I managed to reduce certain computational problem to the Gauss-Seidel solution of the following linear system: $$Ax=Ly,$$ where $A, L\in\mathbb{R}^{n\times n}$ are weighted Laplacian matrices (symmetric, positive semi-definite; negative off-diagonal entries, with rows(collumns) summing (in absolute values) to positive diagonal entries; matrix eigenvalue $0$ corresponds to $1_n$ eigenvector of the nullspace), and $x,y\in\mathbb{R}^{n\times 2}$ are vectors with the unknown $x$. The solution has the form $$x_i^{[k+1]} = \left.\left(b_i - \sum_{j=1}^{i-1}a_{ij}x_j^{[k+1]} - \sum_{j=i+1}^{n}a_{ij}x_j^{[k]}\right)\middle/a_{ii}\right.,$$ where $b_i$ is the $i^{th}$ entry of $Ly$. Note that, with Gauss-Seidl, the update of $x_i$ takes effect immediately, i.e., calculation for the following $x_{i+1}$ is based on the new value of $x_i$ that has been computed just before.

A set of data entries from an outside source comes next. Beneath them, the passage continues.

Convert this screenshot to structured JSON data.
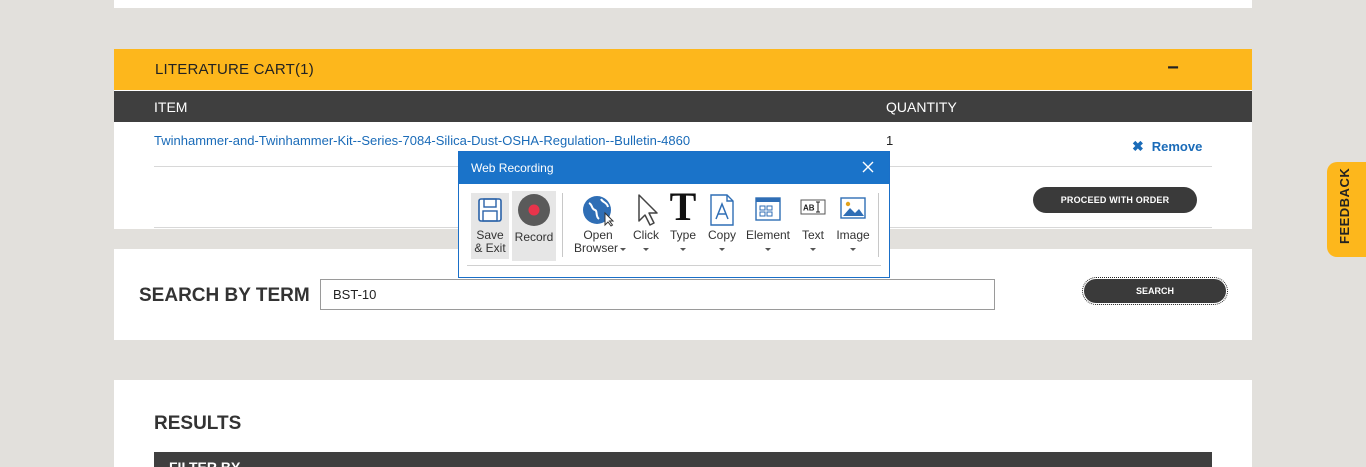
{
  "cart": {
    "title": "LITERATURE CART(1)",
    "collapse": "−",
    "col_item": "ITEM",
    "col_quantity": "QUANTITY",
    "rows": [
      {
        "item": "Twinhammer-and-Twinhammer-Kit--Series-7084-Silica-Dust-OSHA-Regulation--Bulletin-4860",
        "quantity": "1",
        "remove": "Remove"
      }
    ],
    "proceed_label": "PROCEED WITH ORDER"
  },
  "search": {
    "label": "SEARCH BY TERM",
    "value": "BST-10",
    "button": "SEARCH"
  },
  "results": {
    "title": "RESULTS",
    "filter_label": "FILTER BY"
  },
  "feedback": "FEEDBACK",
  "dialog": {
    "title": "Web Recording",
    "tools": {
      "save_line1": "Save",
      "save_line2": "& Exit",
      "record": "Record",
      "open_line1": "Open",
      "open_line2": "Browser",
      "click": "Click",
      "type": "Type",
      "copy": "Copy",
      "element": "Element",
      "text": "Text",
      "image": "Image"
    }
  },
  "colors": {
    "accent_yellow": "#fdb71c",
    "header_dark": "#3f3f3f",
    "link_blue": "#1a6bb8",
    "dialog_blue": "#1a73c9",
    "record_red": "#e8344b"
  }
}
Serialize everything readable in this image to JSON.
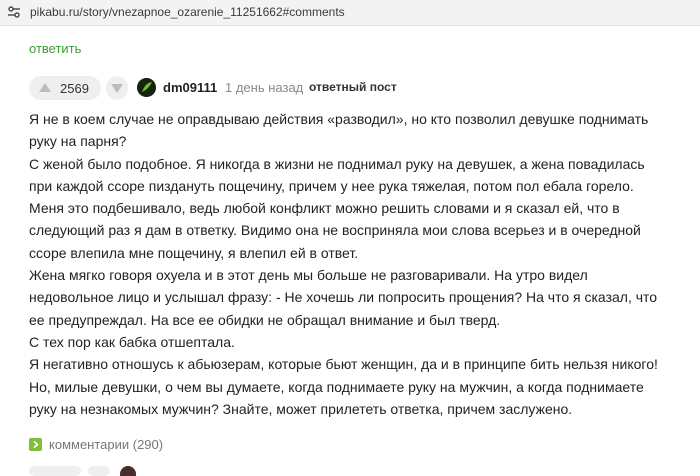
{
  "browser": {
    "url": "pikabu.ru/story/vnezapnoe_ozarenie_11251662#comments",
    "site_icon": "tune-icon"
  },
  "top_reply": {
    "label": "ответить"
  },
  "comment": {
    "rating": "2569",
    "author": "dm09111",
    "time": "1 день назад",
    "tag": "ответный пост",
    "lines": [
      "Я не в коем случае не оправдываю действия «разводил», но кто позволил девушке поднимать руку на парня?",
      "С женой было подобное. Я никогда в жизни не поднимал руку на девушек, а жена повадилась при каждой ссоре пиздануть пощечину, причем у нее рука тяжелая, потом пол ебала горело.",
      "Меня это подбешивало, ведь любой конфликт можно решить словами и я сказал ей, что в следующий раз я дам в ответку. Видимо она не восприняла мои слова всерьез и в очередной ссоре влепила мне пощечину, я влепил ей в ответ.",
      "Жена мягко говоря охуела и в этот день мы больше не разговаривали. На утро видел недовольное лицо и услышал фразу: - Не хочешь ли попросить прощения? На что я сказал, что ее предупреждал. На все ее обидки не обращал внимание и был тверд.",
      "С тех пор как бабка отшептала.",
      "Я негативно отношусь к абьюзерам, которые бьют женщин, да и в принципе бить нельзя никого! Но, милые девушки, о чем вы думаете, когда поднимаете руку на мужчин, а когда поднимаете руку на незнакомых мужчин? Знайте, может прилететь ответка, причем заслужено."
    ],
    "comments_toggle": "комментарии (290)"
  },
  "colors": {
    "accent_green": "#3a9d36",
    "toggle_green": "#7fbf3a",
    "pill_bg": "#efefef"
  }
}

Now, suppose an iteration consists of a single update of all $x_i$ in some arbitrary order. In other words, each $x_i$ is considered only once (and is updated only once) in an iteration. My question is: could it be guaranteed that after a single iteration with initial $x^{[0]}=y$, the solution $x^{[1]}$ has all unique coordinates, i.e., there are not two rows of $x^{[1]}$ that are equal?
You could assume that the initial $x^{[0]}=y$ has non-unique coordinates. If the uniqueness cannot be resolved this way, I would appreciate a suggestion on the coordinate traversal order to increase the chance of achieving uniqueness (i.e., no two coordinates take the same value).